Revisit Clark airport as main gateway
In a congressional hearing, House Speaker Pantaleon Alvarez asked an undersecretary of the Department of Transportation as to how many of the 80 airports in the country he has thus far visited. His reply: only one.
Experts on aviation and financial gurus are one in saying that the best site for the Philippines’ alternative international gateway is the aviation complex of Clark Freeport, and that the Ninoy Aquino International Airport (Naia) should be downgraded to a secondary airport. After all, its 3.2-kilometer single runway can no longer accommodate the larger aircraft. And the runway has no more room for expansion. The terminals are too congested, causing airline passengers so much inconvenience.
The Clark aviation complex, with its more than 2,400 hectares and two 3.5-km parallel runways, has more room for expansion. Since it was reopened in 1993, there were several proposals and efforts in the past to convert Clark airport into either the main gateway or the secondary airport given that the Naia is already beyond its capacity.

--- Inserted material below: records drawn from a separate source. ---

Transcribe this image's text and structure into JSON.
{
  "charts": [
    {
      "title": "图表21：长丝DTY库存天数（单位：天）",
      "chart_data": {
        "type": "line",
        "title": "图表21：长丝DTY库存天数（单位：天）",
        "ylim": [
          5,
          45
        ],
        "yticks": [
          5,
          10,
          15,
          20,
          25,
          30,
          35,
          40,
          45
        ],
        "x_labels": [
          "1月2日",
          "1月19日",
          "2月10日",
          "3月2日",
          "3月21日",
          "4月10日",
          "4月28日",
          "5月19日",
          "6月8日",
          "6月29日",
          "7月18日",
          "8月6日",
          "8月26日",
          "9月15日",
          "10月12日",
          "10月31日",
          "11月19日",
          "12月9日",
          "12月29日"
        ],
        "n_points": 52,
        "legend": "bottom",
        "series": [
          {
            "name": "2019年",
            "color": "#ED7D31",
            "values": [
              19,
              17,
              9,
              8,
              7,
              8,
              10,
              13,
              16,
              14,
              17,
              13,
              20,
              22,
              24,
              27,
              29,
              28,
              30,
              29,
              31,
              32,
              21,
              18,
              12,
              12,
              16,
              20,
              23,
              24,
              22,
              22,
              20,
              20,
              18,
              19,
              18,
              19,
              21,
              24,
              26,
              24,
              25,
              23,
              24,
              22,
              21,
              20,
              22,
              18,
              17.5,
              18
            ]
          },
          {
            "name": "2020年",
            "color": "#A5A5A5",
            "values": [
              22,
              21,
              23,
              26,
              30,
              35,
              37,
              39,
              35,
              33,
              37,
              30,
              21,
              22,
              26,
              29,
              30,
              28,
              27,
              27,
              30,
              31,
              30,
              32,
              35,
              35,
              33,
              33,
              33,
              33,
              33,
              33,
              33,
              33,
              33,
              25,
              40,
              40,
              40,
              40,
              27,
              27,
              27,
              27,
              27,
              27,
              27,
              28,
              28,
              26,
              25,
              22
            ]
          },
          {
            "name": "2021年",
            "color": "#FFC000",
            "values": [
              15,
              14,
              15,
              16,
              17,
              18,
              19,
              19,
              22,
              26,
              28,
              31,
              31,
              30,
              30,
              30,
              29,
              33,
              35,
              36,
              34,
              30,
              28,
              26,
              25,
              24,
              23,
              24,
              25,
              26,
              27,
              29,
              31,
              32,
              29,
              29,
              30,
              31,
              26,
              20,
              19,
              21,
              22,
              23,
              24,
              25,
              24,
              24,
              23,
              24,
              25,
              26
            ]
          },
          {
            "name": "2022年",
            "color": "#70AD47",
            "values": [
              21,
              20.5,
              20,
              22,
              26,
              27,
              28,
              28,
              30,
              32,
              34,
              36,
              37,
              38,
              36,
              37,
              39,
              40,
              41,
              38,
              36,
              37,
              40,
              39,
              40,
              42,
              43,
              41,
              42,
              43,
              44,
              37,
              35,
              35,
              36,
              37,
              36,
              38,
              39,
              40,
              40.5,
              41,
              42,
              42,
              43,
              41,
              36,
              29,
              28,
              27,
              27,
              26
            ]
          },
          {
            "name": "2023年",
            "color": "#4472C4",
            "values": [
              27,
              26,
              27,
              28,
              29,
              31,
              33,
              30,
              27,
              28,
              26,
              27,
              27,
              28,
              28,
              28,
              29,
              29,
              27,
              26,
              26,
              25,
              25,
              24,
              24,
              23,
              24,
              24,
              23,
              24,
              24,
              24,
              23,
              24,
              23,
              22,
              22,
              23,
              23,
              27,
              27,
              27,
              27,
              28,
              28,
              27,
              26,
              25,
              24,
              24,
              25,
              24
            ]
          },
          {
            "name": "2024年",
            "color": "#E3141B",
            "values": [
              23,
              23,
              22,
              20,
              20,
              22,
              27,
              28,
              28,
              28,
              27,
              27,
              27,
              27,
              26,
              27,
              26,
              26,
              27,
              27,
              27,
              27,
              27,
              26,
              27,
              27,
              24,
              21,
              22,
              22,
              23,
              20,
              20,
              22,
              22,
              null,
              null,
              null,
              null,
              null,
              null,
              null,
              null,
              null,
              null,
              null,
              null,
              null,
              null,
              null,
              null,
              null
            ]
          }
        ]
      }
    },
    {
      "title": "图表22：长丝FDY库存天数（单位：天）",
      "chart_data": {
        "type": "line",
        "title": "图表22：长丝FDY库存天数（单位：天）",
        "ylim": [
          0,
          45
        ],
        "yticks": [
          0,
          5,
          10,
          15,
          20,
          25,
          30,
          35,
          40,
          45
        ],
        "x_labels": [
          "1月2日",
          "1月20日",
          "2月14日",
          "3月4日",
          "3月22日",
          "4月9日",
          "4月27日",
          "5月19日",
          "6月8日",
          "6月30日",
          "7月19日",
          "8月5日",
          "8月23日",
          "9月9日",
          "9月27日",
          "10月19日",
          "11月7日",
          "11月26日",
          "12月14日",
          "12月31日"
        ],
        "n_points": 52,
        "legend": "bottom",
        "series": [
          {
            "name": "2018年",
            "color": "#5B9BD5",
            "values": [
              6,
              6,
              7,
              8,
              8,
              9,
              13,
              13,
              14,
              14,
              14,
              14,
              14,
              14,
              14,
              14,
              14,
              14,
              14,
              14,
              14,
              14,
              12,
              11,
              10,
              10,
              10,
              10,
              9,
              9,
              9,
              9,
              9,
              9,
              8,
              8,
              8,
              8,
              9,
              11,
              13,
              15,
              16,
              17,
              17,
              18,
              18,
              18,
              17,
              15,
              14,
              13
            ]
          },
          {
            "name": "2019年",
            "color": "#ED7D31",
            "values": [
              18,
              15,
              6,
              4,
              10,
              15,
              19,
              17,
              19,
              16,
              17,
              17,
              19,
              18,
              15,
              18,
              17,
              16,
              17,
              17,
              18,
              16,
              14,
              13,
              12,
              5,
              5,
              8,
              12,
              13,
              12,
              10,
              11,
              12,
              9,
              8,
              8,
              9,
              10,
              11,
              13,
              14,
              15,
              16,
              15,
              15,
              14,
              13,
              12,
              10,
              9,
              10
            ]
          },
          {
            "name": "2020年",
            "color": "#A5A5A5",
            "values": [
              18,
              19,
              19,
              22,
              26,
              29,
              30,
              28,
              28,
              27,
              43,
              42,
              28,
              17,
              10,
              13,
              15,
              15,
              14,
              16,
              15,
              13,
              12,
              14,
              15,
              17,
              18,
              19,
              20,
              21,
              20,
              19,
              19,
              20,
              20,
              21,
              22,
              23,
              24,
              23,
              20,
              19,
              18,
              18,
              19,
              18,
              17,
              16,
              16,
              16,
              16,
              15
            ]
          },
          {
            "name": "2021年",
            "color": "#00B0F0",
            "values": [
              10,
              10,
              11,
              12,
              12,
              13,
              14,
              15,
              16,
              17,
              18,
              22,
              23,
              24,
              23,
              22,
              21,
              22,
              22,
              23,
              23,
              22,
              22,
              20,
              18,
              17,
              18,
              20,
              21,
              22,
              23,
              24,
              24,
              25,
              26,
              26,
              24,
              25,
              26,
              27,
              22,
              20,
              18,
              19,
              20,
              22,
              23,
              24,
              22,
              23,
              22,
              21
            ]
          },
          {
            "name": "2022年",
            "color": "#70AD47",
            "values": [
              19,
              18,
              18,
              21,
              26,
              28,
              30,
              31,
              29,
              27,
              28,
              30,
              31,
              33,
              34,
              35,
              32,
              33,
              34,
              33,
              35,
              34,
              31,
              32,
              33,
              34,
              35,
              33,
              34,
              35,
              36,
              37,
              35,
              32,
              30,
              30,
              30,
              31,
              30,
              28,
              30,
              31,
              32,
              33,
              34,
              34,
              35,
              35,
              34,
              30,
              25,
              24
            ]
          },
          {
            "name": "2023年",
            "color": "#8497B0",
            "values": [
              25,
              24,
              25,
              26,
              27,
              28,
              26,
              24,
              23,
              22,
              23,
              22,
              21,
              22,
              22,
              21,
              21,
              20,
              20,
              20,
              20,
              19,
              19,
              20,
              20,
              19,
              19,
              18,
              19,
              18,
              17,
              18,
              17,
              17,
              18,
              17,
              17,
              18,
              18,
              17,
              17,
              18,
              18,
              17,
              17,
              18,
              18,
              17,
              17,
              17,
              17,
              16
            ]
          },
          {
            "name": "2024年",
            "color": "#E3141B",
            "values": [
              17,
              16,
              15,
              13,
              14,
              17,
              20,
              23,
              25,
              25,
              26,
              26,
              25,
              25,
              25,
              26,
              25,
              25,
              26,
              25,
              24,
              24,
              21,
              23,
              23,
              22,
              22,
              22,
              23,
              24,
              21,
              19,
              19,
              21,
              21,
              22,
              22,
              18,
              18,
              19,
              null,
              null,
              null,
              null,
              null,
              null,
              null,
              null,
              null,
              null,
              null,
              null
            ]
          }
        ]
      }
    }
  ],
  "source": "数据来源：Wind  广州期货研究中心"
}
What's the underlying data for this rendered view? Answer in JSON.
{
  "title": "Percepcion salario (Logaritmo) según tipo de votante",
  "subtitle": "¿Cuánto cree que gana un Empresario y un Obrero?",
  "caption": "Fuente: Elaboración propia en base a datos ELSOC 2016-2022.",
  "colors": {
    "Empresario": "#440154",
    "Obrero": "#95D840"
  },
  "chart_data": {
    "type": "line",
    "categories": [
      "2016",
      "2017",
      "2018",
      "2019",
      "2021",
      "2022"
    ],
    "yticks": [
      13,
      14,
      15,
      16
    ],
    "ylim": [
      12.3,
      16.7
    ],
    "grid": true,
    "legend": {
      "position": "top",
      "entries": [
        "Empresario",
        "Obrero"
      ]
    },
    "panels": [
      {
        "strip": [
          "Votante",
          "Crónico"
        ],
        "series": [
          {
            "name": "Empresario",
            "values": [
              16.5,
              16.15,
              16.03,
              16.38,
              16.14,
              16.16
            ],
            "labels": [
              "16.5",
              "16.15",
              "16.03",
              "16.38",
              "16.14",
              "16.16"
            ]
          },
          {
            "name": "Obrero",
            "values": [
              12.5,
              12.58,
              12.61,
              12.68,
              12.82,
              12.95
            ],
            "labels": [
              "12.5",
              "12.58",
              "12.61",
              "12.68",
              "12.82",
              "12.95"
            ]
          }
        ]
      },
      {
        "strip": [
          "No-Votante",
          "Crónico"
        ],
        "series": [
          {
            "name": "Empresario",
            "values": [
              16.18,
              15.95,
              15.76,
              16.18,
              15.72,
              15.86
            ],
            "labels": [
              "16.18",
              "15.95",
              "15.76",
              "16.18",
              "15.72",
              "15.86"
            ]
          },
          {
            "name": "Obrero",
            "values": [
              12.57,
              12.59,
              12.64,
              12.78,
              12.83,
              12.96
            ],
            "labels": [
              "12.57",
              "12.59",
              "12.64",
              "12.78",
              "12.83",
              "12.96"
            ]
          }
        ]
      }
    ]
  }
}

The last proposal for the construction of a gateway came from the Al Kharafi group of Kuwait in 2008, but it took the Clark International Airport Corp. board more than two years discussing and evaluating the proposal, only to be overtaken by Benigno Aquino III’s assumption into the presidency in 2010—still without closure.
After several failures in getting joint-venture partners, new tacks were tried, but with still no success. Hopefully now, with the new leadership under Transportation Secretary Arthur Tugade, and with support from a strong-willed president, things will go beyond planning.